Jesus loved the outsider, the doubter, the guy who stole money from others, the woman who had been with multiple men. The broken, messed up people that religious folk turned away, these were the people God-incarnate sought out. Yet we hide our reputations behind the appearance of holiness and keep the folks Jesus loved most at arms length.
We forget that it’s not our reputation we boast in, rather it’s in the one we’ve been given. Not earned by any good deed we’ve accomplished, but by one good deed done once and for ALL. We bought the lie – hook, line, and sinker – that we aren’t one of you. We believe the lie that we’re all better now, and that the sin nature we were born with is gone now that we’ve said a prayer.

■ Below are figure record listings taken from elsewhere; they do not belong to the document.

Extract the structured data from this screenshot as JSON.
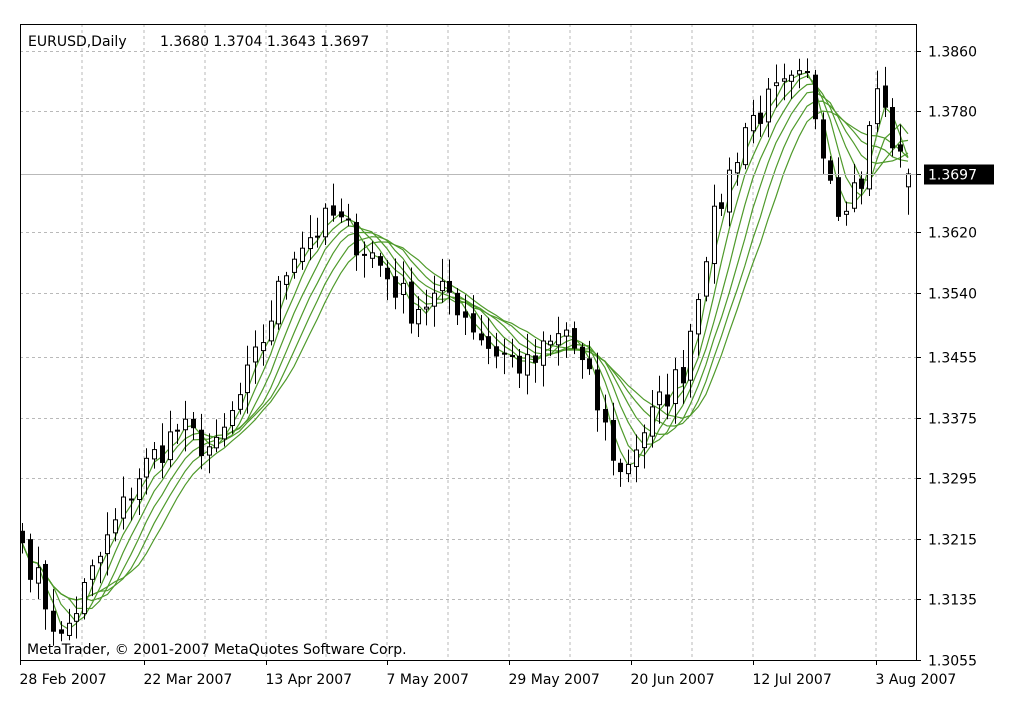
{
  "header": {
    "symbol_label": "EURUSD,Daily",
    "ohlc_text": "1.3680 1.3704 1.3643 1.3697"
  },
  "copyright": "MetaTrader, © 2001-2007 MetaQuotes Software Corp.",
  "current_price_label": "1.3697",
  "colors": {
    "background": "#ffffff",
    "grid": "#b9b9b9",
    "candle": "#000000",
    "ma": "#4f9a2b",
    "price_tag_bg": "#000000",
    "price_tag_text": "#ffffff"
  },
  "chart_data": {
    "type": "candlestick",
    "title": "EURUSD,Daily",
    "ylim": [
      1.3055,
      1.3895
    ],
    "y_ticks": [
      "1.3860",
      "1.3780",
      "1.3697",
      "1.3620",
      "1.3540",
      "1.3455",
      "1.3375",
      "1.3295",
      "1.3215",
      "1.3135",
      "1.3055"
    ],
    "x_ticks": [
      "28 Feb 2007",
      "22 Mar 2007",
      "13 Apr 2007",
      "7 May 2007",
      "29 May 2007",
      "20 Jun 2007",
      "12 Jul 2007",
      "3 Aug 2007"
    ],
    "grid": true,
    "last_close": 1.3697,
    "waypoints": [
      {
        "i": 0,
        "c": 1.321
      },
      {
        "i": 5,
        "c": 1.308
      },
      {
        "i": 10,
        "c": 1.319
      },
      {
        "i": 15,
        "c": 1.33
      },
      {
        "i": 20,
        "c": 1.336
      },
      {
        "i": 25,
        "c": 1.333
      },
      {
        "i": 30,
        "c": 1.345
      },
      {
        "i": 35,
        "c": 1.36
      },
      {
        "i": 40,
        "c": 1.364
      },
      {
        "i": 45,
        "c": 1.359
      },
      {
        "i": 50,
        "c": 1.352
      },
      {
        "i": 55,
        "c": 1.354
      },
      {
        "i": 60,
        "c": 1.347
      },
      {
        "i": 65,
        "c": 1.344
      },
      {
        "i": 70,
        "c": 1.349
      },
      {
        "i": 73,
        "c": 1.342
      },
      {
        "i": 77,
        "c": 1.33
      },
      {
        "i": 80,
        "c": 1.336
      },
      {
        "i": 85,
        "c": 1.344
      },
      {
        "i": 88,
        "c": 1.36
      },
      {
        "i": 93,
        "c": 1.376
      },
      {
        "i": 97,
        "c": 1.38
      },
      {
        "i": 101,
        "c": 1.382
      },
      {
        "i": 105,
        "c": 1.366
      },
      {
        "i": 108,
        "c": 1.369
      },
      {
        "i": 110,
        "c": 1.381
      },
      {
        "i": 113,
        "c": 1.371
      },
      {
        "i": 114,
        "c": 1.3697
      }
    ],
    "moving_averages": [
      {
        "period": 3
      },
      {
        "period": 5
      },
      {
        "period": 7
      },
      {
        "period": 9
      },
      {
        "period": 11
      },
      {
        "period": 13
      }
    ]
  }
}
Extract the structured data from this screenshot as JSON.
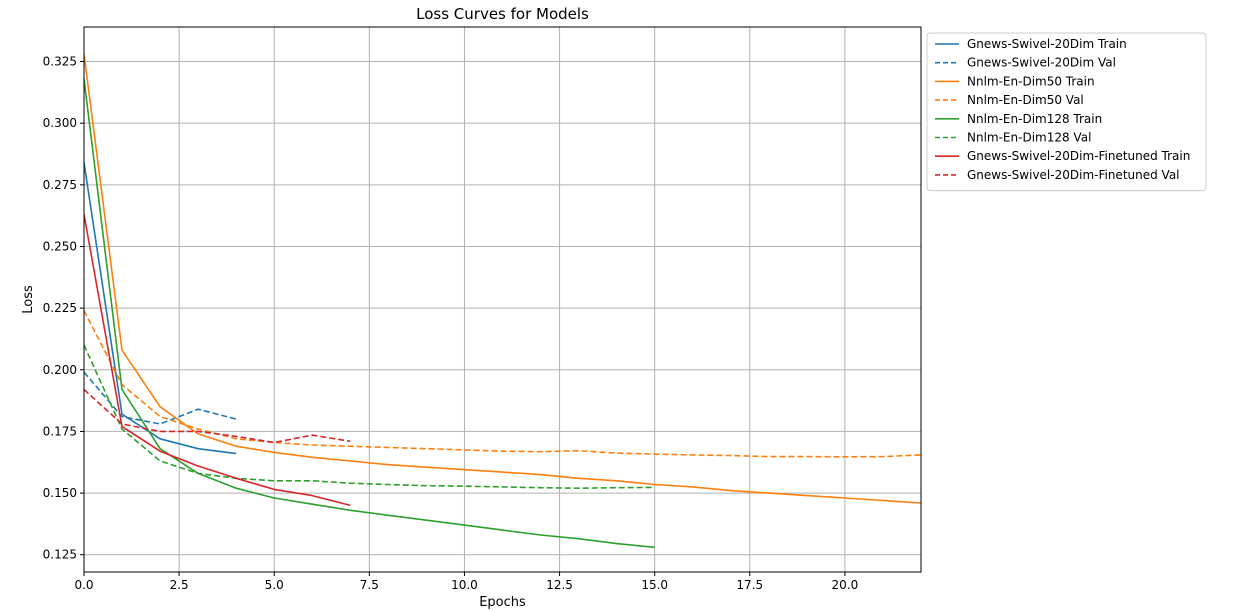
{
  "chart_data": {
    "type": "line",
    "title": "Loss Curves for Models",
    "xlabel": "Epochs",
    "ylabel": "Loss",
    "xlim": [
      0,
      22
    ],
    "ylim": [
      0.118,
      0.339
    ],
    "grid": true,
    "legend_position": "outside-top-right",
    "xticks": [
      0,
      2.5,
      5,
      7.5,
      10,
      12.5,
      15,
      17.5,
      20
    ],
    "xtick_labels": [
      "0.0",
      "2.5",
      "5.0",
      "7.5",
      "10.0",
      "12.5",
      "15.0",
      "17.5",
      "20.0"
    ],
    "yticks": [
      0.125,
      0.15,
      0.175,
      0.2,
      0.225,
      0.25,
      0.275,
      0.3,
      0.325
    ],
    "ytick_labels": [
      "0.125",
      "0.150",
      "0.175",
      "0.200",
      "0.225",
      "0.250",
      "0.275",
      "0.300",
      "0.325"
    ],
    "series": [
      {
        "name": "Gnews-Swivel-20Dim Train",
        "color": "#1f77b4",
        "dash": false,
        "x": [
          0,
          1,
          2,
          3,
          4
        ],
        "y": [
          0.284,
          0.182,
          0.172,
          0.168,
          0.166
        ]
      },
      {
        "name": "Gnews-Swivel-20Dim Val",
        "color": "#1f77b4",
        "dash": true,
        "x": [
          0,
          1,
          2,
          3,
          4
        ],
        "y": [
          0.199,
          0.181,
          0.178,
          0.184,
          0.18
        ]
      },
      {
        "name": "Nnlm-En-Dim50 Train",
        "color": "#ff7f0e",
        "dash": false,
        "x": [
          0,
          1,
          2,
          3,
          4,
          5,
          6,
          7,
          8,
          9,
          10,
          11,
          12,
          13,
          14,
          15,
          16,
          17,
          18,
          19,
          20,
          21,
          22
        ],
        "y": [
          0.328,
          0.208,
          0.185,
          0.174,
          0.169,
          0.1665,
          0.1645,
          0.163,
          0.1615,
          0.1605,
          0.1595,
          0.1585,
          0.1575,
          0.156,
          0.155,
          0.1535,
          0.1525,
          0.151,
          0.15,
          0.149,
          0.148,
          0.147,
          0.146
        ]
      },
      {
        "name": "Nnlm-En-Dim50 Val",
        "color": "#ff7f0e",
        "dash": true,
        "x": [
          0,
          1,
          2,
          3,
          4,
          5,
          6,
          7,
          8,
          9,
          10,
          11,
          12,
          13,
          14,
          15,
          16,
          17,
          18,
          19,
          20,
          21,
          22
        ],
        "y": [
          0.224,
          0.194,
          0.181,
          0.176,
          0.172,
          0.1705,
          0.1695,
          0.169,
          0.1685,
          0.168,
          0.1675,
          0.167,
          0.1668,
          0.1672,
          0.1662,
          0.1658,
          0.1655,
          0.1652,
          0.1648,
          0.1648,
          0.1647,
          0.1648,
          0.1655
        ]
      },
      {
        "name": "Nnlm-En-Dim128 Train",
        "color": "#2ca02c",
        "dash": false,
        "x": [
          0,
          1,
          2,
          3,
          4,
          5,
          6,
          7,
          8,
          9,
          10,
          11,
          12,
          13,
          14,
          15
        ],
        "y": [
          0.318,
          0.192,
          0.168,
          0.158,
          0.152,
          0.148,
          0.1455,
          0.143,
          0.141,
          0.139,
          0.137,
          0.135,
          0.133,
          0.1315,
          0.1295,
          0.128
        ]
      },
      {
        "name": "Nnlm-En-Dim128 Val",
        "color": "#2ca02c",
        "dash": true,
        "x": [
          0,
          1,
          2,
          3,
          4,
          5,
          6,
          7,
          8,
          9,
          10,
          11,
          12,
          13,
          14,
          15
        ],
        "y": [
          0.21,
          0.176,
          0.163,
          0.158,
          0.156,
          0.155,
          0.155,
          0.154,
          0.1535,
          0.153,
          0.1528,
          0.1525,
          0.1522,
          0.152,
          0.1522,
          0.1523
        ]
      },
      {
        "name": "Gnews-Swivel-20Dim-Finetuned Train",
        "color": "#d62728",
        "dash": false,
        "x": [
          0,
          1,
          2,
          3,
          4,
          5,
          6,
          7
        ],
        "y": [
          0.263,
          0.177,
          0.167,
          0.161,
          0.156,
          0.1515,
          0.149,
          0.145
        ]
      },
      {
        "name": "Gnews-Swivel-20Dim-Finetuned Val",
        "color": "#d62728",
        "dash": true,
        "x": [
          0,
          1,
          2,
          3,
          4,
          5,
          6,
          7
        ],
        "y": [
          0.192,
          0.178,
          0.175,
          0.175,
          0.173,
          0.1705,
          0.1735,
          0.171
        ]
      }
    ]
  }
}
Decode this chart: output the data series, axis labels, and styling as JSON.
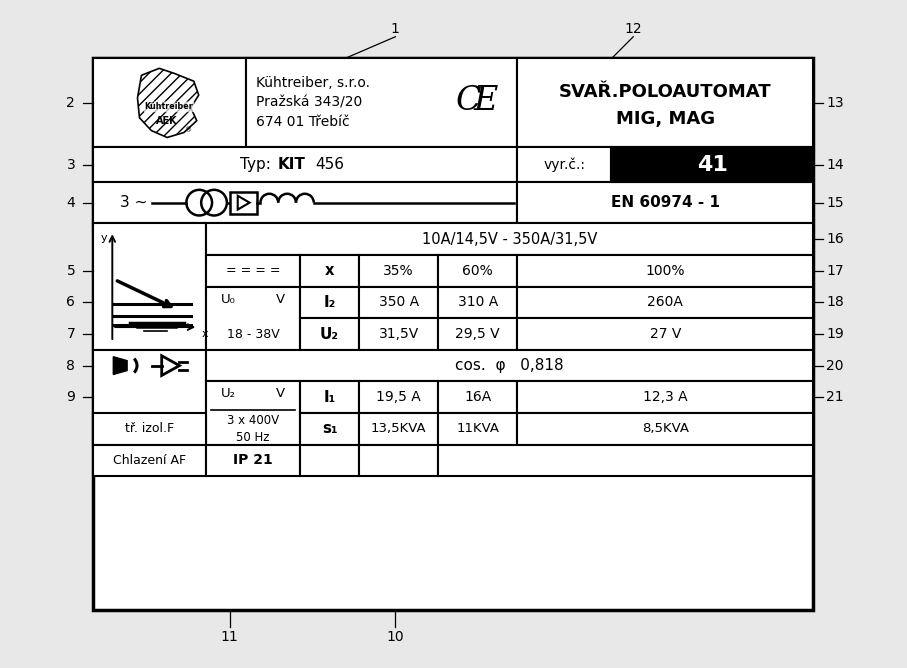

And for that, I say, WE ARE SORRY. I am sorry. We have failed you by making you feel like you aren’t good enough or cleaned up enough or like you don’t belong here. The truth is, none of us ever were good enough and we still aren’t.
We’re sorry for creating A-teams and B-teams, Varsity and JV when the gospel says ALL of us are big sinners in need of a BIGGER Savior.
We are sorry for pushing you out, rather than drawing you in.
But that’s the thing about this beautiful messy table of grace, we all are wounded and wound each other. And all at the table must learn to both dish out and receive forgiveness like it’s Thanksgiving Pie.
So today, I’m begging you. Come sit with us, forgive us, find your place of rest here amongst other sinners like you. Start the journey of healing with us by your side and a God who is fighting for you always, because we’re all healing from something. And by sitting with us, sharing your story, letting us walk these messy days with you, you bless us. You help us see Jesus better by letting us sit with you in your broken story, as we ask you to sit with us in ours. Because make no mistake, regardless of pretense, everyone at the table of grace has a broken story and our common denominator is that we are all deeply loved by a gracious God.
So today, if you’ve fallen, get back up.
Have you messed up big? Redemption awaits.
There’s room for you at this table, always has been, always will be. Have a seat and enjoy the feast. Be known, be loved, you are welcome here.